Sempre fui uma miúda de sorte. E sempre o soube. E ter sorte é ter encetado um livro em branco. Ter sorte é ter preenchido páginas e páginas que se mantinham vazias. Ter sorte é ter inventado palavras inexistentes. Ter sorte é ter escrito uma história.

Ter sorte é tê-la escrito a duas mãos. Ter sorte é tê-lo feito com aparas de loucura, tinta de euforia e carimbos de felicidade. Ter sorte é ter afastado o medo. Ter sorte é não ter hesitado. Ter sorte é ter-te tido a meu lado.

É termos trilhado caminhos virgens. Descoberto universos imaginários. Percorrido estradas ocultas. Ter sorte é termo-nos aventurado. É termos ousado crescer. Com ganas de viver a vida.
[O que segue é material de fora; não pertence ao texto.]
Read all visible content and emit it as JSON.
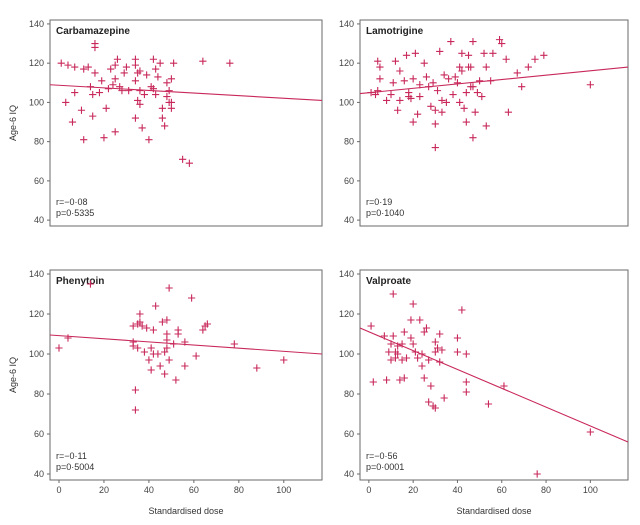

Ter sorte é termos vencido. E vencemos porque ocupámos com uma amizade o recanto onde outrora vivemos um grande amor. E vencemos porque preenchemos com gestos maiores os vazios que fomos somando nas encruzilhadas. E vencemos porque tivemos a capacidade de nos reencontrar. Para seguirmos juntos caminhos opostos. Vencemos. Eu e Tu. Vencemos.

Havemos de escrever novos livros. Pintar outras páginas. Explorar novos trilhos. Havemos de crescer. De viver. De ilustrar outras histórias.

Mas aquela que iniciámos, há muitos anos, e que, um dia, julgámos ter chegado ao fim há-de ter novas letras e novas palavras – redesenhadas, redistribuídas, recriadas com novos alentos.

Porque ter sorte não é saber que questionas as minhas decisões ou motivações. Ter sorte é sentir o teu braço a apoiar o meu. Mesmo que à distância.

01 dezembro 2009

sonhos

“Temos Sonhos”, anuncia uma placa afixada em lugar de destaque junto ao balcão. Mal consigo manter os olhos abertos, tal o cansaço que me assola a alma e se estende ao corpo. Quero um café. Apenas um café. Acompanhado deste estado natural que é a solidão. Mas são aquelas duas palavras que, juntas, me chamam a atenção e me fazem despertar.

“Temos Sonhos”.

“Têm Sonhos?”, pergunto à senhora de ar desconfiado que me olha do outro lado da vitrina.

“É o que diz a placa”, responde-me secamente.

“Então, quero um, por favor. Um qualquer. Não, desculpe, dois. Meia dúzia. Uma dúzia, afinal.

É que aos poucos fui perdendo os meus. Não sei se cá dentro se pelos trilhos sinuosos das minhas vivências. Sei que os perdi e hoje quero-os de volta.

Pode aviar-mos, por favor. Todos os que tiver. E não precisa embrulhá-los. Quero consumi-los já. Todos. De uma só vez.”